In “Evoking Painful Memories,” a street performer in partial black-face makeup mugs for tourists-an echo of stereotypes of the past. “Old Soldiers Never Die” is an elderly African-American in uniform, riding in the back of a pickup truck during a Veteran’s Day parade; it speaks of the sacrifices blacks have made for the country they still struggle to share. Best of all is “Everybody Is Irish for a Day,” the image of two St. Patrick’s Day revelers, wearing shamrock beads and sill hats. Here, Birch suggests that with time and effort all racial distinctions could be relegated to benign celebrations.
This suite of work is a step forward for Birch in two regards. First, as justified as his political opinions have always been, Birch’s past work was often pedantic, with slogans and rhetorical questions scribed across the surfaces of his sculpture and paintings like billboards. This work is much less clear-cut and instructional. A Dalmatian costume may be a symbol for a person or culture that is neither entirely white, nor entirely black, but it may also simply be a visually compelling pattern. In the past Birch would have made certain we knew his intentions explicitly. Now he lets us draw our own conclusions. He has stepped away form pamphleteering toward poetry, from emblem to symbol.

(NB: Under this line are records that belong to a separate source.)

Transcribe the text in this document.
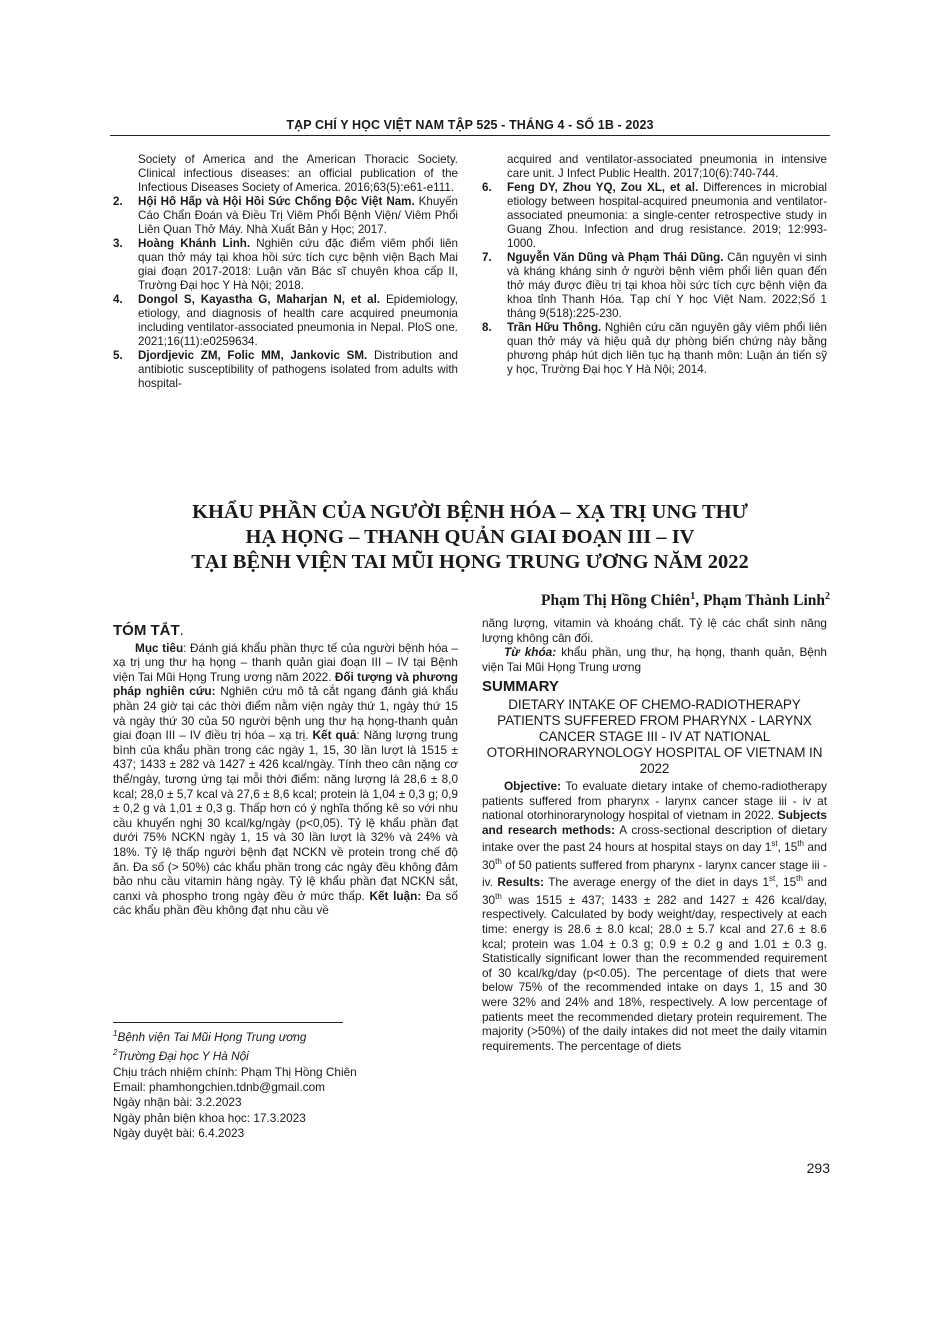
TẠP CHÍ Y HỌC VIỆT NAM TẬP 525 - THÁNG 4 - SỐ 1B - 2023
Society of America and the American Thoracic Society. Clinical infectious diseases: an official publication of the Infectious Diseases Society of America. 2016;63(5):e61-e111.
2. Hội Hô Hấp và Hội Hồi Sức Chống Độc Việt Nam. Khuyến Cáo Chẩn Đoán và Điều Trị Viêm Phổi Bệnh Viện/ Viêm Phổi Liên Quan Thở Máy. Nhà Xuất Bản y Học; 2017.
3. Hoàng Khánh Linh. Nghiên cứu đặc điểm viêm phổi liên quan thở máy tại khoa hồi sức tích cực bệnh viện Bạch Mai giai đoạn 2017-2018: Luận văn Bác sĩ chuyên khoa cấp II, Trường Đại học Y Hà Nội; 2018.
4. Dongol S, Kayastha G, Maharjan N, et al. Epidemiology, etiology, and diagnosis of health care acquired pneumonia including ventilator-associated pneumonia in Nepal. PloS one. 2021;16(11):e0259634.
5. Djordjevic ZM, Folic MM, Jankovic SM. Distribution and antibiotic susceptibility of pathogens isolated from adults with hospital-
acquired and ventilator-associated pneumonia in intensive care unit. J Infect Public Health. 2017;10(6):740-744.
6. Feng DY, Zhou YQ, Zou XL, et al. Differences in microbial etiology between hospital-acquired pneumonia and ventilator-associated pneumonia: a single-center retrospective study in Guang Zhou. Infection and drug resistance. 2019; 12:993-1000.
7. Nguyễn Văn Dũng và Phạm Thái Dũng. Căn nguyên vi sinh và kháng kháng sinh ở người bệnh viêm phổi liên quan đến thở máy được điều trị tại khoa hồi sức tích cực bệnh viện đa khoa tỉnh Thanh Hóa. Tạp chí Y học Việt Nam. 2022;Số 1 tháng 9(518):225-230.
8. Trần Hữu Thông. Nghiên cứu căn nguyên gây viêm phổi liên quan thở máy và hiệu quả dự phòng biến chứng này bằng phương pháp hút dịch liên tục hạ thanh môn: Luận án tiến sỹ y học, Trường Đại học Y Hà Nội; 2014.
KHẨU PHẦN CỦA NGƯỜI BỆNH HÓA – XẠ TRỊ UNG THƯ
HẠ HỌNG – THANH QUẢN GIAI ĐOẠN III – IV
TẠI BỆNH VIỆN TAI MŨI HỌNG TRUNG ƯƠNG NĂM 2022
Phạm Thị Hồng Chiên$^1$, Phạm Thành Linh$^2$
TÓM TẮT.

Mục tiêu: Đánh giá khẩu phần thực tế của người bệnh hóa – xạ trị ung thư hạ họng – thanh quản giai đoạn III – IV tại Bệnh viện Tai Mũi Họng Trung ương năm 2022. Đối tượng và phương pháp nghiên cứu: Nghiên cứu mô tả cắt ngang đánh giá khẩu phần 24 giờ tại các thời điểm nằm viện ngày thứ 1, ngày thứ 15 và ngày thứ 30 của 50 người bệnh ung thư hạ họng-thanh quản giai đoạn III – IV điều trị hóa – xạ trị. Kết quả: Năng lượng trung bình của khẩu phần trong các ngày 1, 15, 30 lần lượt là 1515 ± 437; 1433 ± 282 và 1427 ± 426 kcal/ngày. Tính theo cân nặng cơ thể/ngày, tương ứng tại mỗi thời điểm: năng lượng là 28,6 ± 8,0 kcal; 28,0 ± 5,7 kcal và 27,6 ± 8,6 kcal; protein là 1,04 ± 0,3 g; 0,9 ± 0,2 g và 1,01 ± 0,3 g. Thấp hơn có ý nghĩa thống kê so với nhu cầu khuyến nghị 30 kcal/kg/ngày (p<0,05). Tỷ lệ khẩu phần đạt dưới 75% NCKN ngày 1, 15 và 30 lần lượt là 32% và 24% và 18%. Tỷ lệ thấp người bệnh đạt NCKN về protein trong chế độ ăn. Đa số (> 50%) các khẩu phần trong các ngày đều không đảm bảo nhu cầu vitamin hàng ngày. Tỷ lệ khẩu phần đạt NCKN sắt, canxi và phospho trong ngày đều ở mức thấp. Kết luận: Đa số các khẩu phần đều không đạt nhu cầu về

$^1$Bệnh viện Tai Mũi Họng Trung ương
$^2$Trường Đại học Y Hà Nội
Chịu trách nhiệm chính: Phạm Thị Hồng Chiên
Email: phamhongchien.tdnb@gmail.com
Ngày nhận bài: 3.2.2023
Ngày phản biện khoa học: 17.3.2023
Ngày duyệt bài: 6.4.2023

năng lượng, vitamin và khoáng chất. Tỷ lệ các chất sinh năng lượng không cân đối.

Từ khóa: khẩu phần, ung thư, hạ họng, thanh quản, Bệnh viện Tai Mũi Họng Trung ương

SUMMARY
DIETARY INTAKE OF CHEMO-RADIOTHERAPY PATIENTS SUFFERED FROM PHARYNX - LARYNX CANCER STAGE III - IV AT NATIONAL OTORHINORARYNOLOGY HOSPITAL OF VIETNAM IN 2022

Objective: To evaluate dietary intake of chemo-radiotherapy patients suffered from pharynx - larynx cancer stage iii - iv at national otorhinorarynology hospital of vietnam in 2022. Subjects and research methods: A cross-sectional description of dietary intake over the past 24 hours at hospital stays on day 1st, 15th and 30th of 50 patients suffered from pharynx - larynx cancer stage iii - iv. Results: The average energy of the diet in days 1st, 15th and 30th was 1515 ± 437; 1433 ± 282 and 1427 ± 426 kcal/day, respectively. Calculated by body weight/day, respectively at each time: energy is 28.6 ± 8.0 kcal; 28.0 ± 5.7 kcal and 27.6 ± 8.6 kcal; protein was 1.04 ± 0.3 g; 0.9 ± 0.2 g and 1.01 ± 0.3 g. Statistically significant lower than the recommended requirement of 30 kcal/kg/day (p<0.05). The percentage of diets that were below 75% of the recommended intake on days 1, 15 and 30 were 32% and 24% and 18%, respectively. A low percentage of patients meet the recommended dietary protein requirement. The majority (>50%) of the daily intakes did not meet the daily vitamin requirements. The percentage of diets

293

Secondly, Birch’s style is becoming more engaging. For years he produced crudely rendered, childlike drawings and convincingly coarse faux-primitive papier-mâché sculpture that made a great first impression but were formally too stiff and frontal to remain interesting for long. His recent paintings, which seem to be based on photographs, retain some of the deliberate clumsiness, but he is allowing his sophistication (Birch has a master’s degree in fine art) to emerge. Note, for instance, the way Birch outlines everything with the same firm charcoal stroke-shadows, changes in color, facial creases, everything-then brushes passages of thinned color inside the dusty lines. This balance between line, color and form causes his paintings to hover between full volume and flatness-a spatial ambiguity favored by artists form Matisse to Clemente. This sort of finesse was absent in his earlier work.
Observing the shift in an artist’s style is one thing, figuring out the reason is another. Birch is old enough to recall that as a child, he and his fellow African-American classmates were led through the back entrance of the New Orleans Museum of Art for a tour of the almost exclusively European collection. Now his own work is on permanent display there (look in the center of the “Starting Point” gallery). As a politically savvy artist, Birch may simply be altering his voice to better fit the times. In the ’70s and ’80s, the circumstances of race relations in the United States demanded stridency. Now, though the struggle for African-American equality is hardly over, the social milieu allows for a more measured, more conciliatory tone. Birch, who could have easily rested on his past accomplishments and continued on a familiar path, has decided instead to alter his approach. He succeeds admirably.